It seems like the long awaited approval of Carbon Sequestration by US EPA is here

The U.S. Environmental Protection Agency has approved a permit allowing the Archer Daniels Midland Company to inject carbon dioxide deep underground in Decatur, Illinois. This process – known as “carbon sequestration” – is a means of storing carbon dioxide, a greenhouse gas that contributes to climate change.


 

It seems like the long awaited approval of Carbon Sequestration by US EPA is here

 

U.S. EPA Approves Carbon Sequestration Permit in Decatur, Illinois  

After a long awaited decision, the U.S. Environmental Protection Agency has approved a permit allowing the Archer Daniels Midland Company to inject carbon dioxide deep underground in Decatur, Illinois. This process – known as “carbon sequestration” – is a means of storing carbon dioxide, a greenhouse gas that contributes to climate change.

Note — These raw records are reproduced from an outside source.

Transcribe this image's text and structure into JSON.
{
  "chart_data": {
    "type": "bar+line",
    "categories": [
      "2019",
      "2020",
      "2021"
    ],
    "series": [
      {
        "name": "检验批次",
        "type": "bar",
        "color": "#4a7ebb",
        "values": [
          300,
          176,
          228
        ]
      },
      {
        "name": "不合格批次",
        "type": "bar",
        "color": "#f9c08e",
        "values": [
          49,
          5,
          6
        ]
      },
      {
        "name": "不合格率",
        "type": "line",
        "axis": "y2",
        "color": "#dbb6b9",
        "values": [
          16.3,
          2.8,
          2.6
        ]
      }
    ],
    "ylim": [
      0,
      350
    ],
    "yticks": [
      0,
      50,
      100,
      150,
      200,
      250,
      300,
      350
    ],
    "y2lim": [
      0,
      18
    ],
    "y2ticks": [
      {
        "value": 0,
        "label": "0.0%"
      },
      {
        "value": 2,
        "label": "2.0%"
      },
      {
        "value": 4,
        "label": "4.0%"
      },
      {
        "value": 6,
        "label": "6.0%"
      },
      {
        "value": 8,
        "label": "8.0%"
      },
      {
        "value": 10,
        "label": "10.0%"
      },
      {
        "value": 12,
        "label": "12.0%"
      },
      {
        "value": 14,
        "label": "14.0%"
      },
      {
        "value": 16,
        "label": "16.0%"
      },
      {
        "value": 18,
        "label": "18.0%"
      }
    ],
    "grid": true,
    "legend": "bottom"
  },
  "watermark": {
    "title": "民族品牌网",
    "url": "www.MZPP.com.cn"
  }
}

 ADM plans to capture carbon dioxide produced by an ethanol manufacturing facility. ADM’s goal is to capture and inject 1.1 million metric tons of carbon dioxide each year. Sequestering 1.1 million metric tons of carbon dioxide each year is the equivalent of eliminating carbon emissions from over 230,000 cars.

 U.S. EPA completed a technical review of the Class VI permit and responded to over 100 public comments before approving the permit. ADM can begin drilling the well in November in preparation for injecting liquefied carbon dioxide. ADM must demonstrate the integrity of the well before injecting carbon dioxide and conduct extensive monitoring at the location.

 ADM is the second facility in the nation to receive a Class VI underground injection permit for carbon sequestration. In August, U.S. EPA issued four Class VI permits for a FutureGen Alliance facility in downstate Illinois. 

 For more information: http://www.epa.gov/region5/water/uic/adm/.

This approval signals a change in the way that US EPA will treat this type of Greenhouse Gas Pollutant.  It gives generators the chance to reduce emmissions and potentiall curb long term effects from human produced global climate change.   Attorney Dan Schleck thinks this approval will lead to more projects of this type in the near future.